Geleneksel okul anlayışında, öğretmen
bireye bilgiyi öğreten kişidir. Ve sistemin temelindeki esas karakter öğretmendir.
Öğrenci ise, öğretmenin öğrettiğini öğrenmek zorunda olan pasif
bireydir. Fakat bu anlayış artık değişmeye başlamıştır. Gerçek anlamda öğretme
diye bir şey yoktur. Kişi kendisi öğrenir, öğretmen sadece ona yardımcı
olabilir. Yani öğretmen aslında bir çeşit rehberdir.
Öyleyse bilgi
çağında eğitim programları öğrencilerin yeteneklerine açık ve bireysel yani
kişiye özgü olmak zorundadır.
Eğitim programı, Öğrencilerin
istenilen hedeflere ulaşmasını sağlayacak, organize edilmiş bilgilerin ve etkinliklerin
tümüdür.
Başka bir tanıma bakarsak; Bir eğitim
kurumunun çocuklar, gençler ve yetişkinler için sağladığı, milli eğitim ve
kurumun amaçlarının gerçekleştirilmesine yönelik tüm faaliyetleri kapsayan öğretme
planıdır.
Eğitim
programının amacı, içinde bulunduğu toplumun kültürü ile çağın
gerekliliğine ve yeterliliğine sahip, yaratıcı, hayatla barışık, çevresiyle
uyumlu, sorgulayıcı, özgüvenli, karar alabilen ve bu kararların sorumluluğunu alabilen,
girişimci, kararlı, kendisini ve özgürlüğünü önemseyen, kendine karşı saygısı
olan bireyler yetiştirmek olmalıdır.
Eğitim program tasarımı; öğrenci merkezli
ve öğrencinin gelişimine uygun olarak yapılan eğitim programı öncelikle
en iyi öğretim ve öğrenim nasıl olmalıdır? Sorusuna cevap vermelidir.
Öğretim
programları, eğitim hedeflerine uygun olarak; özne olarak bireyi ve bireyin
yetenek ilgi ve ihtiyaçlarına (bilişsel, duygusal, toplumsal, psikomotor,
biyolojik, fizyolojik) uygun program tasarımını içermelidir. Bu gelişimi
paralel olarak izlemeyen eğitim sistemi ve öğrenme-öğretme süreci,
dünyadan kopuk olacak ve amacına ulaşmayacaktır.
Klasik
eğitim kuramları, davranışçı süreci de içeren bir eğitim anlayışını temel
almaktadır.”
Son yıllarda
araştırmacılar Beyin temelli öğrenme süreci üzerinde çalışmalar
yapmaktadır. Bu süreçte öğrenciyi aktifleştiren ve merkeze alan
öğrenmeyi hedefler. Her birey farklıdır ve farklı öğrenir cümlesi
çözüm noktamızın başlangıcıdır.
Beyinde öğrenme nasıl gerçekleşir sorusunun
cevabını Çoklu Zekâ Kuramını açıklamaktadır. “Beyin temelli öğrenme araştırmalarına
göre beynin yapısına ve işlevine dayalı olarak beynin nasıl çalıştığını
anlayarak öğrenme ve öğretmeyi en üst düzeye çıkarma anlayışıdır.
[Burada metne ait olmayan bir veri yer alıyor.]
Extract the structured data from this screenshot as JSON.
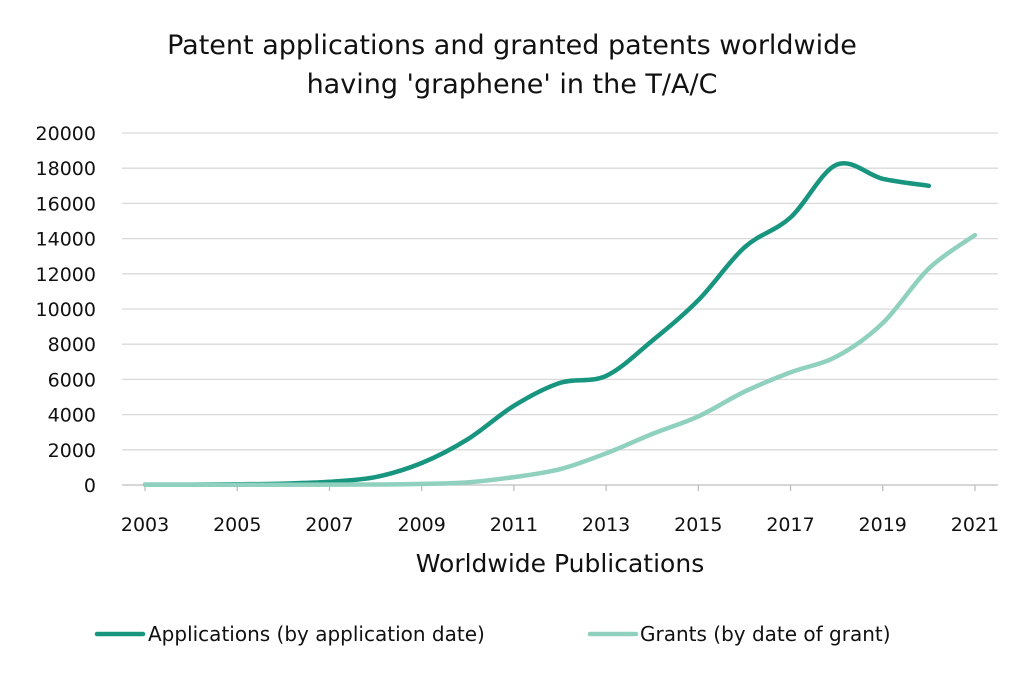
{
  "chart_data": {
    "type": "line",
    "title_lines": [
      "Patent applications and granted patents worldwide",
      "having 'graphene' in the T/A/C"
    ],
    "xlabel": "Worldwide Publications",
    "ylabel": "",
    "x": [
      2003,
      2004,
      2005,
      2006,
      2007,
      2008,
      2009,
      2010,
      2011,
      2012,
      2013,
      2014,
      2015,
      2016,
      2017,
      2018,
      2019,
      2020,
      2021
    ],
    "x_tick_labels": [
      "2003",
      "2005",
      "2007",
      "2009",
      "2011",
      "2013",
      "2015",
      "2017",
      "2019",
      "2021"
    ],
    "x_tick_values": [
      2003,
      2005,
      2007,
      2009,
      2011,
      2013,
      2015,
      2017,
      2019,
      2021
    ],
    "xlim": [
      2002.5,
      2021.5
    ],
    "ylim": [
      0,
      20000
    ],
    "y_ticks": [
      0,
      2000,
      4000,
      6000,
      8000,
      10000,
      12000,
      14000,
      16000,
      18000,
      20000
    ],
    "y_tick_labels": [
      "0",
      "2000",
      "4000",
      "6000",
      "8000",
      "10000",
      "12000",
      "14000",
      "16000",
      "18000",
      "20000"
    ],
    "grid": true,
    "legend_position": "bottom",
    "series": [
      {
        "name": "Applications (by application date)",
        "color": "#17957f",
        "x": [
          2003,
          2004,
          2005,
          2006,
          2007,
          2008,
          2009,
          2010,
          2011,
          2012,
          2013,
          2014,
          2015,
          2016,
          2017,
          2018,
          2019,
          2020
        ],
        "values": [
          20,
          25,
          40,
          80,
          180,
          450,
          1250,
          2600,
          4500,
          5800,
          6200,
          8200,
          10500,
          13500,
          15200,
          18200,
          17400,
          17000
        ]
      },
      {
        "name": "Grants (by date of grant)",
        "color": "#8fd1be",
        "x": [
          2003,
          2004,
          2005,
          2006,
          2007,
          2008,
          2009,
          2010,
          2011,
          2012,
          2013,
          2014,
          2015,
          2016,
          2017,
          2018,
          2019,
          2020,
          2021
        ],
        "values": [
          10,
          10,
          10,
          15,
          20,
          30,
          60,
          150,
          450,
          900,
          1800,
          2900,
          3900,
          5300,
          6400,
          7300,
          9200,
          12300,
          14200
        ]
      }
    ]
  }
}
Her çocuğun içeriden ve dışarıdan aldığı
uyaranlar farklıdır. Alınan bu uyaranlar beynimizi uyarır. Beynimizi ne kadar
çok çalıştırırsak o kadar iyi verim alırız.
Beyin
temelli öğrenme aslında, düşünmeyi düşünme ve düşünmeyi öğrenme
yöntemidir.
Öğrenci merkezli ve yetenek ile ilgilerine
göre düzenlenmiş bir eğitim-öğretim programı ve çalışma etkinliği; öğrencinin
performansını artırarak başarıyı ortaya çıkartır. Öğretim yani ders programı,
ne kadar öğrenmesi hedeflenen kişiye özgüyse, o oranda başarılıdır. Her bireyin
zihinsel, bedensel ve duyuşsal gelişim özellikleri farklıdır. Dolayısıyla,
yetenek, ilgi ve yönelimleri de farklı olacaktır.